How about routine communication? The time management experts recommend delegating most of those tasks to your secretary. Unfortunately, this didn’t work for me. During my tenure, I wrote a weekly bulletin for staff, a monthly newsletter for parents, and a monthly column for the PTA newsletter. Whereas I sometimes did delegate my PTA column to other staff members as “guest contributors,” there was no way I was going to delegate the actual writing of my staff bulletin or parent newsletter to my secretary—
or anyone else. These communications vehicles reflected my voice in promoting my vision, reinforcing curriculum priorities, and educating my target audiences about important matters.
The time management experts also recommend saving time by using a gatekeeper to avoid constant interruptions, but I always maintained an open-door policy. I felt it was extremely important that anyone who needed to see me could walk right in. Immediate access often diffused potential problems. Knowing that a constant stream of visitors prevented me from completing office work during school hours, I chose to come in earlier each day, stay later each afternoon, and bring work home with me each evening.
Suggestions for Survival
What survival advice can I offer in hindsight to those whose leadership style tends to be very active and hands-on?
Writing. Consider writing for publication about stressful situations in school. Doing so helped me clarify my thoughts and acted as a pressure valve to relieve stress.
Acceptance. If you choose an active leadership style, you must accept the reality that it will create time commitments that add more pressure to an already stressful job. I had to drop or decrease some of my outside commitments, and I often opened and closed the school building. But it was necessary, and ultimately less stressful, to devote the time needed to do the job the way I felt it must be done.
Outside Activities. Make the time to engage in activities outside the school that let you relax and feel good. Golfing and bowling worked for me. So did teaching poetry and word games to children on Saturday mornings. These “non-principal” activities brought me pleasure and relieved job-related stress.

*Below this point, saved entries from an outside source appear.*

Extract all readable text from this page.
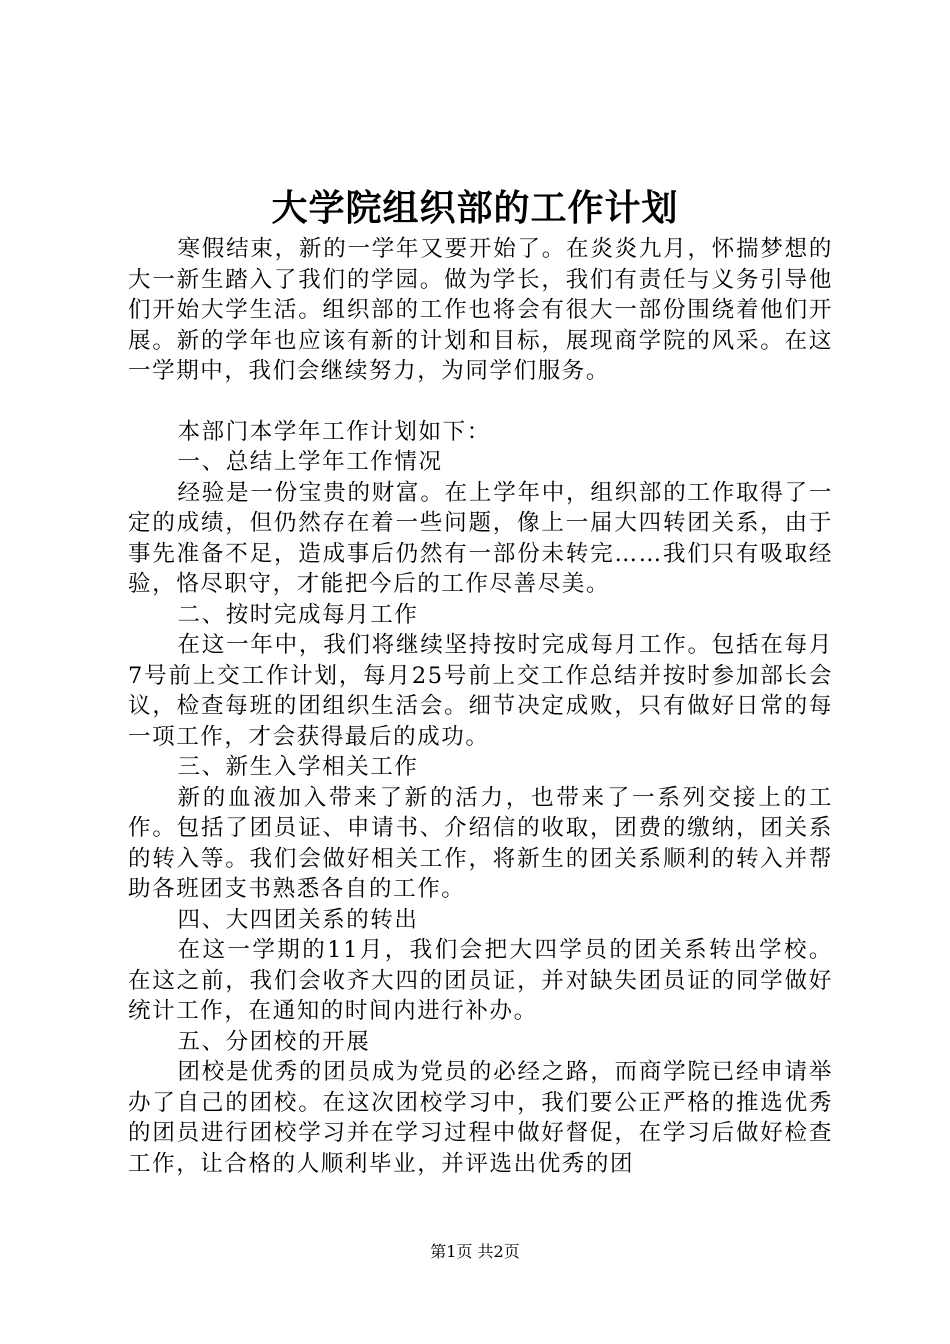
大学院组织部的工作计划

寒假结束，新的一学年又要开始了。在炎炎九月，怀揣梦想的大一新生踏入了我们的学园。做为学长，我们有责任与义务引导他们开始大学生活。组织部的工作也将会有很大一部份围绕着他们开展。新的学年也应该有新的计划和目标，展现商学院的风采。在这一学期中，我们会继续努力，为同学们服务。

本部门本学年工作计划如下：

一、总结上学年工作情况

经验是一份宝贵的财富。在上学年中，组织部的工作取得了一定的成绩，但仍然存在着一些问题，像上一届大四转团关系，由于事先准备不足，造成事后仍然有一部份未转完……我们只有吸取经验，恪尽职守，才能把今后的工作尽善尽美。

二、按时完成每月工作

在这一年中，我们将继续坚持按时完成每月工作。包括在每月7号前上交工作计划，每月25号前上交工作总结并按时参加部长会议，检查每班的团组织生活会。细节决定成败，只有做好日常的每一项工作，才会获得最后的成功。

三、新生入学相关工作

新的血液加入带来了新的活力，也带来了一系列交接上的工作。包括了团员证、申请书、介绍信的收取，团费的缴纳，团关系的转入等。我们会做好相关工作，将新生的团关系顺利的转入并帮助各班团支书熟悉各自的工作。

四、大四团关系的转出

在这一学期的11月，我们会把大四学员的团关系转出学校。在这之前，我们会收齐大四的团员证，并对缺失团员证的同学做好统计工作，在通知的时间内进行补办。

五、分团校的开展

团校是优秀的团员成为党员的必经之路，而商学院已经申请举办了自己的团校。在这次团校学习中，我们要公正严格的推选优秀的团员进行团校学习并在学习过程中做好督促，在学习后做好检查工作，让合格的人顺利毕业，并评选出优秀的团

第1页 共2页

Quit. If you’re feeling pressure to a point where you’re not enjoying your work most of the time, you have a long way to go until retirement, and there is little hope of change that will significantly improve matters…get out! Take another administrative position elsewhere or move to the central office. A change of environment can be a positive step.
Now that I am retired, what has hindsight taught me? Quite simply, I realize that I couldn’t have led my school in any other way than I did. My personality and personal philosophy of leadership was simply not geared to a more laid-back style. For those of you who, like me, need to be more actively hands-on and are prepared to devote all those hours to doing the job right as you see it, my advice is to “go with the flow”—and enjoy the ride!